Homosexualität war in Uganda nicht immer illegal. Zu Beginn des 20. Jahrhunderts verbreiteten britische Missionare das Christentum im kolonialisierten Ostafrika und predigten gegen die Sünde des Geschlechtsverkehrs zwischen Mann und Mann; in diesem Jahrhundert wurde die Fackel von amerikanischen religiösen Persönlichkeiten aufgegriffen, deren berühmtester Vertreter Scott Lively heißt.
Als evangelikaler Pastor und langjähriger Anti-LGBTQ-Aktivist reiste Lively 2002 und 2009 zweimal nach Uganda, um gegen Homosexualität zu predigen. Der örtliche evangelikale Pastor Samson Turinawe hörte Lively 2009 auf einem Seminar sprechen.
"Die amerikanischen Kulturkrieger", so Turinawe über Lively und seine Mitarbeiter, "sagen, dass Homosexuelle diese Agenda haben und dass sie die Welt zerstören." Nach der Konferenz sprach Lively vor dem ugandischen Parlament und forderte es auf, Maßnahmen zu ergreifen, um die Akzeptanz von Homosexualität zu stoppen. "Daraufhin begannen sie mit der Ausarbeitung des Gesetzes", sagt Turinawe.
Das vom ugandischen Abgeordneten David Bahati verfasste und verfochtene Anti-Homosexualitätsgesetz, das den Spitznamen "Tötet die Schwulen" trägt, wurde im Dezember 2013 verabschiedet, wobei Bahatis Todesstrafe durch eine lebenslange Haftstrafe ersetzt wurde. (Bahati reagierte nicht auf eine Interviewanfrage.) Das Gesetz wurde im Februar 2014 vom langjährigen ugandischen Präsidenten Yoweri Museveni unterzeichnet und im August 2014 von einem Gericht wegen eines Formfehlers für ungültig erklärt. Doch der Eifer, mit dem es geschaffen wurde, hatte bereits seine Spuren hinterlassen.
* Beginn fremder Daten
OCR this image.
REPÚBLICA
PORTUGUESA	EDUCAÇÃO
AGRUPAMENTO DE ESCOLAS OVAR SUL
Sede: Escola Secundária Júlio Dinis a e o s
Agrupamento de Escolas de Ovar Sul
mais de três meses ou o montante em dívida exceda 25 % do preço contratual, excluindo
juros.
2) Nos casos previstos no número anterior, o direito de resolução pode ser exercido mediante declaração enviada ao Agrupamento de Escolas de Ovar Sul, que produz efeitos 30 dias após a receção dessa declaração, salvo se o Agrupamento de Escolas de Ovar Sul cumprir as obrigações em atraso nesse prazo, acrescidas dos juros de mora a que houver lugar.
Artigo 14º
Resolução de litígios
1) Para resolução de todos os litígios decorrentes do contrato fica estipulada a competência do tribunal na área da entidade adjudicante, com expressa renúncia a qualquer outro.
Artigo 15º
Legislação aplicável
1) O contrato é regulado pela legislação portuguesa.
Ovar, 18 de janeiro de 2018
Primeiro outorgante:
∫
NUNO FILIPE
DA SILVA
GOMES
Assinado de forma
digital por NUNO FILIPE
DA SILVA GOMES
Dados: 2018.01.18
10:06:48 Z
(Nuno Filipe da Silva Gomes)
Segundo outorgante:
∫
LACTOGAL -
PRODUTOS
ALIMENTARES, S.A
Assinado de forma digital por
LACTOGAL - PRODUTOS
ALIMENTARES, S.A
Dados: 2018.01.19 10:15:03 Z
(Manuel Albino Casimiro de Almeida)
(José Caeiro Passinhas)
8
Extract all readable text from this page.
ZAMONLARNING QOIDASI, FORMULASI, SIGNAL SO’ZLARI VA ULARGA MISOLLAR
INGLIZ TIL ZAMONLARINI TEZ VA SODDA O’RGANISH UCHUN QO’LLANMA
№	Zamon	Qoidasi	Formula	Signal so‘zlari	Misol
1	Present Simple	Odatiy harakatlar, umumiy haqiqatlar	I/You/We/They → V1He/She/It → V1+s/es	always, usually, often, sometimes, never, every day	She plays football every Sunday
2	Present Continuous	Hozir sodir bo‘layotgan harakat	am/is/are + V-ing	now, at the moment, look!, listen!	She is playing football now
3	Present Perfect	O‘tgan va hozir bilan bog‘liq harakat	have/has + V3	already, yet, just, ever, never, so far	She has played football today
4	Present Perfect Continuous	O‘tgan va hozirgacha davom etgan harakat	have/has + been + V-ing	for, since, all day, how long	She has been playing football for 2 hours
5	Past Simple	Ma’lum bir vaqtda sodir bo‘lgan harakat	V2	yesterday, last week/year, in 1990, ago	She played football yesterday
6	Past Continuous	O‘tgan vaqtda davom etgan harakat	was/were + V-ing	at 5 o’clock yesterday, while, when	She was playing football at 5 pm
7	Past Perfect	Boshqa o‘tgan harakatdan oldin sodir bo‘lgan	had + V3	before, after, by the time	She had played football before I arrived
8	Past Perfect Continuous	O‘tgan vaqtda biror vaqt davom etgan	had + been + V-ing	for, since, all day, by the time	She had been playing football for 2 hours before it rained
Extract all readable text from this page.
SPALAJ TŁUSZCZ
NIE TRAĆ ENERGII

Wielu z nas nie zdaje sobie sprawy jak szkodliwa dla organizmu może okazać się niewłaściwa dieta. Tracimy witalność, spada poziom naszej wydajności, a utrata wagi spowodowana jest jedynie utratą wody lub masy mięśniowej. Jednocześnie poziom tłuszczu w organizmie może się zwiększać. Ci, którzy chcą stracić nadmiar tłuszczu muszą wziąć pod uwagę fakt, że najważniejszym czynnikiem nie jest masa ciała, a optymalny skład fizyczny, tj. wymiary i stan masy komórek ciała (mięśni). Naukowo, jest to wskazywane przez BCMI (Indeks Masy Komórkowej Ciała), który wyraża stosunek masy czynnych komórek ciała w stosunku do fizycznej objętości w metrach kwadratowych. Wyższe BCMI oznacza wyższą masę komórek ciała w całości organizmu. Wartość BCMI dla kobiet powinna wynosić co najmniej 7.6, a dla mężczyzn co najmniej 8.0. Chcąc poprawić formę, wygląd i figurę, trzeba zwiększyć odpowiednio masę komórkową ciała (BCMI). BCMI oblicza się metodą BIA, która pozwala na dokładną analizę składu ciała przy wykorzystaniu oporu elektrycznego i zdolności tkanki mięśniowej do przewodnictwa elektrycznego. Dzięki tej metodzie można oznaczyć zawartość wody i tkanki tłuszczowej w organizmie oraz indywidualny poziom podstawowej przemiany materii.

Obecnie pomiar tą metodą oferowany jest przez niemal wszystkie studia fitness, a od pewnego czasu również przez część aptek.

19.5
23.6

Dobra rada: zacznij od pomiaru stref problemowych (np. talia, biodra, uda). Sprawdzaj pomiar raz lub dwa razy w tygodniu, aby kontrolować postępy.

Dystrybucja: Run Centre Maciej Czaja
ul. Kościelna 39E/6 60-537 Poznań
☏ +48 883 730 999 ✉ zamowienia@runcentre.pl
Im Jahr 2012 verklagte das ugandische LGBTQ-Rechtsnetzwerk Sexual Minorities Uganda Lively vor einem Bundesgericht in Massachusetts wegen seines Einflusses auf das Gesetz. Sie behaupteten, er habe gegen das Alien Tort Statute verstoßen, das es Opfern von Menschenrechtsverletzungen im Ausland ermöglicht, vor US-Gerichten zu klagen.
Im Juni dieses Jahres stimmte der US-Bezirksrichter Michael Ponsor zu, dass Lively eine bösartige und beängstigende Unterdrückungskampagne gegen LGBTI-Personen (Lesben, Schwule, Bisexuelle, Transgender und Intersexuelle) unterstützt hat und mit Kollegen in Uganda zusammengearbeitet hat, um ihnen den Schutz des Gesetzes zu entziehen und ihre Existenz illegal zu machen" - eine klare Verletzung ihrer Menschenrechte. "Seine verrückte Bigotterie könnte man als lächerlich abtun, wenn man nicht den schrecklichen Schaden bedenkt, den sie verursachen kann.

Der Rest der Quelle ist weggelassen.